Le Beugnon

Savez-vous ce qu’était la « moyenne justice » avant la Révolution ?

Il s’agissait d’une justice seigneuriale qui, au Moyen-âge,  s’était substituée à la justice royale. Jusqu’au XVIème siècle, le seigneur présidait lui-même son tribunal, lui permettant de maintenir une forte emprise sur ses terres. Puis l’institution de juges professionnels tendra à  redonner au pouvoir royal ses prérogatives.

On distinguait trois degrés de justice seigneuriale  (Wikipédia) :

  • Justice haute (ou haute justice): le seigneur (ou plus exactement le juge seigneurial) pouvait juger toutes les affaires et prononcer toutes les peines, dont la peine capitale, celle-ci ne pouvant toutefois être exécutée qu'après confirmation par des juges royaux .
  • Justice moyenne (ou moyenne justice) : le seigneur pouvait juger les rixes, injures et vols. Les délits ne pouvaient être punis de mort. Pratiquement, la moyenne justice jouait un rôle important au civil, notamment en matière de successions et de protection juridique des intérêts des mineurs : apposition de scellés, inventaire des biens des mineurs, nomination des tuteurs, etc.

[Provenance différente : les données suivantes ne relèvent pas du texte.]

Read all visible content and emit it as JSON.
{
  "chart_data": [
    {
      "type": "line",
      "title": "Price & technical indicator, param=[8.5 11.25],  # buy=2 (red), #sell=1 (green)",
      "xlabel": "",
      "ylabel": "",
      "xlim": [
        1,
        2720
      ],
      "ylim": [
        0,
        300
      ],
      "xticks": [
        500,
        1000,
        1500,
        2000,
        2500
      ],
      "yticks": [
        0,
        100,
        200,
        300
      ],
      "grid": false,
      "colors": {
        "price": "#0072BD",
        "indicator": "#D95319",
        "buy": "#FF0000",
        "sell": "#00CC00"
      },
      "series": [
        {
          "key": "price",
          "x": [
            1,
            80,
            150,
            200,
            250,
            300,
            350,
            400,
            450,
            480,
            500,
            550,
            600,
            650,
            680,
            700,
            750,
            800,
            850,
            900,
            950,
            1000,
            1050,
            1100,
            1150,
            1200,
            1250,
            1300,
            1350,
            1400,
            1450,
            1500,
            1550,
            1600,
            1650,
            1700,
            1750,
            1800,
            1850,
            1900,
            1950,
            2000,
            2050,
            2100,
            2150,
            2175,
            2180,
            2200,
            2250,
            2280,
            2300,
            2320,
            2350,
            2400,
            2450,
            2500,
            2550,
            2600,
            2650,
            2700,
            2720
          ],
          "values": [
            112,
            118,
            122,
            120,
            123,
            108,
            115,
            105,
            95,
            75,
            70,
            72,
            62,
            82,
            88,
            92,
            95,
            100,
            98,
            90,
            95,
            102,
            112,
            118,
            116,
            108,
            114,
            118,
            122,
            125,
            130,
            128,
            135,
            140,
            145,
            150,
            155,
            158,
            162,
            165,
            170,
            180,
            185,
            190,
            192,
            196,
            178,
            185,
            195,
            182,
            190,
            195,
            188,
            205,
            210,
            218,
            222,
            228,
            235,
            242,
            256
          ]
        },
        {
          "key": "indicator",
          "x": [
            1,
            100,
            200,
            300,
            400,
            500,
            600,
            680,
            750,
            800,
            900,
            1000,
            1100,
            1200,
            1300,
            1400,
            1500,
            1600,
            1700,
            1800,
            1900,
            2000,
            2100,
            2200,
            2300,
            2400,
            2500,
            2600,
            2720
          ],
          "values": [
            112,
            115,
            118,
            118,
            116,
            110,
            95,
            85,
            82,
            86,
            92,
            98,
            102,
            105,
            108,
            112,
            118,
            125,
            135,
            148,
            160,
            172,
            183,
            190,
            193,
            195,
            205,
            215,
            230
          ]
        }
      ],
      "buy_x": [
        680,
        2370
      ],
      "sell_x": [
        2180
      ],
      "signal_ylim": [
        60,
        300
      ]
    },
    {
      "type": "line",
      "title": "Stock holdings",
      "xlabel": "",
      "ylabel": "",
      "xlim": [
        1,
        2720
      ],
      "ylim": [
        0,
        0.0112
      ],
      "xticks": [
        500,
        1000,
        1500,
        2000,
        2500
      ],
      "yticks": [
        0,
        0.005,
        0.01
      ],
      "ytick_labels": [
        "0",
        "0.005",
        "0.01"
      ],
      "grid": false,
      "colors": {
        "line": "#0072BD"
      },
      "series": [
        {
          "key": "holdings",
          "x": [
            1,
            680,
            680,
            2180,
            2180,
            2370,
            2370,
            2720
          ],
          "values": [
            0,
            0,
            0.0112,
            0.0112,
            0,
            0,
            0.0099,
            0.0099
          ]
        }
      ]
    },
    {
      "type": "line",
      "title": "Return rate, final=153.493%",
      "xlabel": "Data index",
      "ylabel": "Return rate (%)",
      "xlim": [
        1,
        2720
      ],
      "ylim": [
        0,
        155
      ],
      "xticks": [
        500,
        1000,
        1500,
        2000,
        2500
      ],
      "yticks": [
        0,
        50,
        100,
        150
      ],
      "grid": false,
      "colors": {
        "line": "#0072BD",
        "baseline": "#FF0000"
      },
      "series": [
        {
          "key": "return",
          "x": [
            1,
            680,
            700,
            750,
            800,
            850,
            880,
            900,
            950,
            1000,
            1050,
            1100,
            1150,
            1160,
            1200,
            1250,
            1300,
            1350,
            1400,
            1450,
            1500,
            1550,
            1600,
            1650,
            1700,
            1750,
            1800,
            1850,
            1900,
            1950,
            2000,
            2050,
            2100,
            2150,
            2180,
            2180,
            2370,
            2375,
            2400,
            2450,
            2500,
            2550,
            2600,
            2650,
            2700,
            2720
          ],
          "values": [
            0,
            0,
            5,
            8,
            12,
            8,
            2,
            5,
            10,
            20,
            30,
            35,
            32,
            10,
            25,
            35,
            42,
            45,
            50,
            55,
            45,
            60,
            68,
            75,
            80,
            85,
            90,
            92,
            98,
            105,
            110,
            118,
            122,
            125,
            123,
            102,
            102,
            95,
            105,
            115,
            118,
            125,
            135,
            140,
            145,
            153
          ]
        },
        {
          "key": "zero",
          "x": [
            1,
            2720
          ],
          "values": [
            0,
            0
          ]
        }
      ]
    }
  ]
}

    Le dictionnaire de droit et de pratique..., Paris 1759, précise :

 "En matière criminelle, le seigneur moyen justicier peut connaître des délits ou crimes légers, dont la peine ne puisse être tout au plus qu'une condamnation de 75 sols d'amende envers Justice. Si le crime commis en la terre du Moyen Justicier méritait plus grave peine, le procureur fiscal, appelé aussi procureur d'office, doit dénoncer le coupable au Haut-Justicier, pour qu'il ait à en connaître. Pour l'exercice de la Moyenne Justice, il doit avoir Siège, Juge, Procureur d'office, Greffier, Sergents, Prison au rez-de-chaussée, sûre et bien fermée. Peut le dit Moyen Justicier prendre, ou faire prendre tous délinquants qu'il trouve en sa terre, les emprisonner, informer, tenir le prisonnier l'espace de 24 heures. A l'instant des 24 heures, si le crime mérite plus grave punition que de 60 sols parisis envers Justice, il est tenu de faire conduire le prisonnier au Haut-Justicier, et y faire porter le procès, pour y être pourvu. Ainsi la connaissance des crimes dont la peine donne atteinte à l'honneur, n'appartient point au seigneur qui n'a que Moyenne et Basse Justice, mais seulement au juge du seigneur qui a la Haute Justice, auquel le vassal est obligé d'envoyer les délinquants dans les 24 heures qu'ils auront été constitués prisonniers. Le juge du Moyen Justicier peut donc informer, même décréter les prévenus de crimes qui méritent plus grave punition que de 60 sols parisis envers Justice, et faire dans les 24 heures l'instruction jusqu'à sentence définitive exclusivement, et ensuite il doit transférer les prisonniers dans les prisons du Haut-Justicier; mais après les 24 heures, il ne peut plus en prendre connaissance, ni faire aucune instruction. Si le Haut Justicier donne sentence contre un sujet du Moyen Justicier, ou autre dont il aura fait la capture, et si celui-ci le fait mener aux prisons du Moyen Justicier, le dit Moyen Justicier prendra préalablement, sur l'amende ou confiscation, 60 sols parisis, avec les frais de la capture et autres semblables. Celui qui a Moyenne Justice, peut créer et bailler tuteurs et curateurs, et pour cet effet, faire apposer scellés, faire inventaire des biens des mineurs auxquels il aura fait pourvoir de tuteurs, et non autrement. Peut le Moyen Justicier faire mesurer, arpenter et borner entre ses sujets les chemins et voies publiques, élire messiers dans la saison, auxquels il fera taxe raisonnable, et condamner ses sujets en l'amende par faute de cens non payé aux justices où l'amende est due.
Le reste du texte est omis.